Conçu pour simuler un conflit entre des États européens, ORION 26 a débuté en 2025 et s'est déroulé dans 15 départements, dont l'Aude et le Lot. Révisé suite à l'invasion de l'Ukraine, cet exercice met en avant les dynamiques géopolitiques contemporaines et les menaces sur la souveraineté des nations.
Divisé en quatre phases, ORION 26 a évalué la planification stratégique, le déploiement en coalition et la coordination interministérielle. La phase finale, qui s'est tenue du 18 au 30 avril, a été marquée par un engagement interallié de haute intensité, s’appuyant sur un cadre de défense collectif inspiré par l'OTAN.
Au total, 12 500 militaires, accompagnés de 1 800 véhicules, 30 hélicoptères et 800 drones, sont mobilisés. L'armée de Terre déploie trois brigades, tandis que la Marine contrôle la supériorité aéromaritime et l’Armée de l’Air assure la protection sol-air autour des forces engagées.
Vérifier la capacité de la France à intervenir rapidement
Au-delà d'une simple démonstration de force, ORION 26 vise à tester l'ensemble de la chaîne décisionnelle militaire française. L'objectif est de s'assurer que la France peut intervenir rapidement, commander une coalition et s'intégrer dans une manœuvre interalliée. Ce concept de « nation-cadre » est fondamental pour le rôle militaire de la France.
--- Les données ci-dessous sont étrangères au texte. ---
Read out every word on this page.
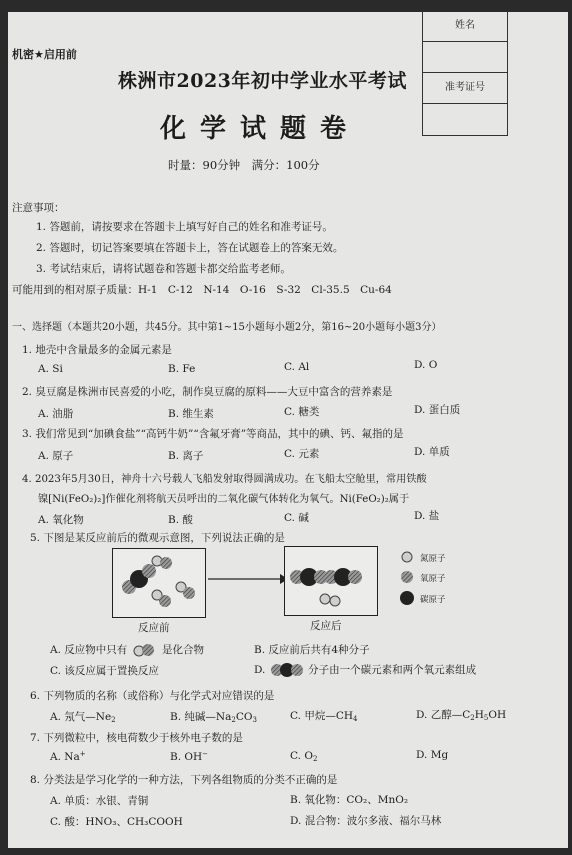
机密★启用前
姓名
准考证号
株洲市2023年初中学业水平考试
化学试题卷
时量：90分钟　满分：100分
注意事项：
1. 答题前，请按要求在答题卡上填写好自己的姓名和准考证号。
2. 答题时，切记答案要填在答题卡上，答在试题卷上的答案无效。
3. 考试结束后，请将试题卷和答题卡都交给监考老师。
可能用到的相对原子质量：H-1　C-12　N-14　O-16　S-32　Cl-35.5　Cu-64
一、选择题（本题共20小题，共45分。其中第1~15小题每小题2分，第16~20小题每小题3分）
1. 地壳中含量最多的金属元素是
A. Si	B. Fe	C. Al	D. O
2. 臭豆腐是株洲市民喜爱的小吃，制作臭豆腐的原料——大豆中富含的营养素是
A. 油脂	B. 维生素	C. 糖类	D. 蛋白质
3. 我们常见到“加碘食盐”“高钙牛奶”“含氟牙膏”等商品，其中的碘、钙、氟指的是
A. 原子	B. 离子	C. 元素	D. 单质
4. 2023年5月30日，神舟十六号载人飞船发射取得圆满成功。在飞船太空舱里，常用铁酸
镍[Ni(FeO₂)₂]作催化剂将航天员呼出的二氧化碳气体转化为氧气。Ni(FeO₂)₂属于
A. 氧化物	B. 酸	C. 碱	D. 盐
5. 下图是某反应前后的微观示意图，下列说法正确的是
反应前	反应后
氮原子
氧原子
碳原子
A. 反应物中只有	是化合物	B. 反应前后共有4种分子
C. 该反应属于置换反应	D.	分子由一个碳元素和两个氧元素组成
6. 下列物质的名称（或俗称）与化学式对应错误的是
A. 氖气$—Ne_2$	B. 纯碱$—Na_2CO_3$	C. 甲烷$—CH_4$	D. 乙醇$—C_2H_5OH$
7. 下列微粒中，核电荷数少于核外电子数的是
A. Na+	B. OH−	C. $O_2$	D. Mg
8. 分类法是学习化学的一种方法，下列各组物质的分类不正确的是
A. 单质：水银、青铜	B. 氧化物：CO₂、MnO₂
C. 酸：HNO₃、CH₃COOH	D. 混合物：波尔多液、福尔马林
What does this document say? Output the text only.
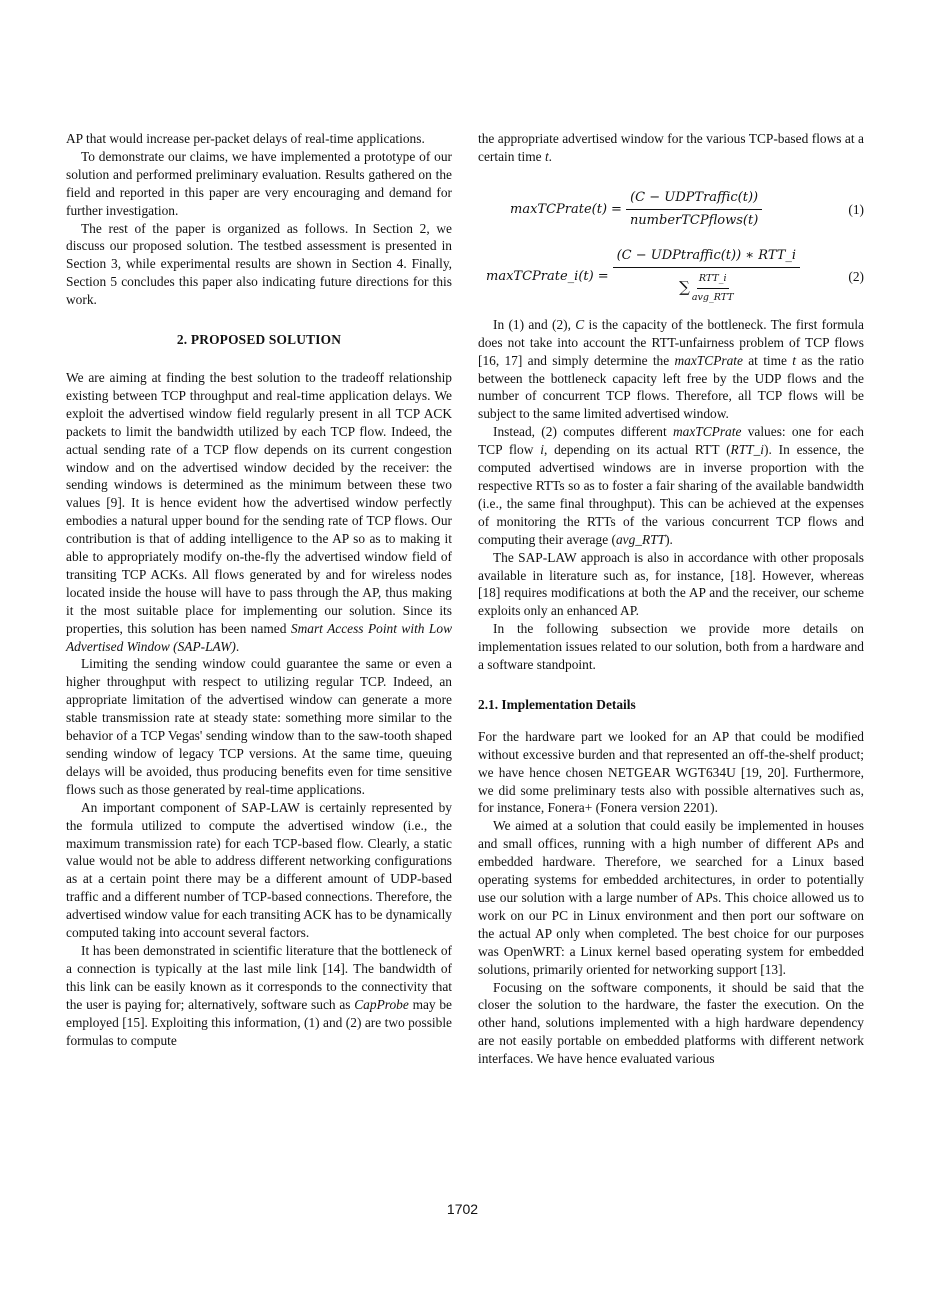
AP that would increase per-packet delays of real-time applications.

To demonstrate our claims, we have implemented a prototype of our solution and performed preliminary evaluation. Results gathered on the field and reported in this paper are very encouraging and demand for further investigation.

The rest of the paper is organized as follows. In Section 2, we discuss our proposed solution. The testbed assessment is presented in Section 3, while experimental results are shown in Section 4. Finally, Section 5 concludes this paper also indicating future directions for this work.

2. PROPOSED SOLUTION

We are aiming at finding the best solution to the tradeoff relationship existing between TCP throughput and real-time application delays. We exploit the advertised window field regularly present in all TCP ACK packets to limit the bandwidth utilized by each TCP flow. Indeed, the actual sending rate of a TCP flow depends on its current congestion window and on the advertised window decided by the receiver: the sending windows is determined as the minimum between these two values [9]. It is hence evident how the advertised window perfectly embodies a natural upper bound for the sending rate of TCP flows. Our contribution is that of adding intelligence to the AP so as to making it able to appropriately modify on-the-fly the advertised window field of transiting TCP ACKs. All flows generated by and for wireless nodes located inside the house will have to pass through the AP, thus making it the most suitable place for implementing our solution. Since its properties, this solution has been named Smart Access Point with Low Advertised Window (SAP-LAW).

Limiting the sending window could guarantee the same or even a higher throughput with respect to utilizing regular TCP. Indeed, an appropriate limitation of the advertised window can generate a more stable transmission rate at steady state: something more similar to the behavior of a TCP Vegas' sending window than to the saw-tooth shaped sending window of legacy TCP versions. At the same time, queuing delays will be avoided, thus producing benefits even for time sensitive flows such as those generated by real-time applications.

An important component of SAP-LAW is certainly represented by the formula utilized to compute the advertised window (i.e., the maximum transmission rate) for each TCP-based flow. Clearly, a static value would not be able to address different networking configurations as at a certain point there may be a different amount of UDP-based traffic and a different number of TCP-based connections. Therefore, the advertised window value for each transiting ACK has to be dynamically computed taking into account several factors.

It has been demonstrated in scientific literature that the bottleneck of a connection is typically at the last mile link [14]. The bandwidth of this link can be easily known as it corresponds to the connectivity that the user is paying for; alternatively, software such as CapProbe may be employed [15]. Exploiting this information, (1) and (2) are two possible formulas to compute

the appropriate advertised window for the various TCP-based flows at a certain time t.

maxTCPrate(t) = $\frac{\text{(C − UDPTraffic(t))}}{\text{numberTCPflows(t)}}$	(1)
maxTCPrate_i(t) = (C − UDPtraffic(t)) ∗ RTT_i
∑ RTT_i
avg_RTT	(2)

In (1) and (2), C is the capacity of the bottleneck. The first formula does not take into account the RTT-unfairness problem of TCP flows [16, 17] and simply determine the maxTCPrate at time t as the ratio between the bottleneck capacity left free by the UDP flows and the number of concurrent TCP flows. Therefore, all TCP flows will be subject to the same limited advertised window.

Instead, (2) computes different maxTCPrate values: one for each TCP flow i, depending on its actual RTT (RTT_i). In essence, the computed advertised windows are in inverse proportion with the respective RTTs so as to foster a fair sharing of the available bandwidth (i.e., the same final throughput). This can be achieved at the expenses of monitoring the RTTs of the various concurrent TCP flows and computing their average (avg_RTT).

The SAP-LAW approach is also in accordance with other proposals available in literature such as, for instance, [18]. However, whereas [18] requires modifications at both the AP and the receiver, our scheme exploits only an enhanced AP.

In the following subsection we provide more details on implementation issues related to our solution, both from a hardware and a software standpoint.

2.1. Implementation Details

For the hardware part we looked for an AP that could be modified without excessive burden and that represented an off-the-shelf product; we have hence chosen NETGEAR WGT634U [19, 20]. Furthermore, we did some preliminary tests also with possible alternatives such as, for instance, Fonera+ (Fonera version 2201).

We aimed at a solution that could easily be implemented in houses and small offices, running with a high number of different APs and embedded hardware. Therefore, we searched for a Linux based operating systems for embedded architectures, in order to potentially use our solution with a large number of APs. This choice allowed us to work on our PC in Linux environment and then port our software on the actual AP only when completed. The best choice for our purposes was OpenWRT: a Linux kernel based operating system for embedded solutions, primarily oriented for networking support [13].

Focusing on the software components, it should be said that the closer the solution to the hardware, the faster the execution. On the other hand, solutions implemented with a high hardware dependency are not easily portable on embedded platforms with different network interfaces. We have hence evaluated various

1702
Lors de sa visite, le président observera des activités simulant des scénarios de conflits contemporains, tels que des manœuvres d'aérocombat et des tirs d'artillerie. Ces activités visent à confronter les forces à un environnement en perpétuelle mutation, marqué par l'usage accru de drones et une dispersion des commandements.
ORION 26 s’inscrit dans une stratégie de réarmement national garantie depuis 2025. Il met en exergue la nécessité d'adapter la France aux réalités des nouveaux conflits, illustrant un changement doctrinal vers une préparation à des guerres longues et collectives au cœur de l'Europe.
Comme le souligne un rapport du ministère des Armées, cet exercice met également l'accent sur la gestion des ressources en munitions et la flexibilité des moyens. Cela représente une avancée significative pour la défense française dans un contexte géopolitique instable.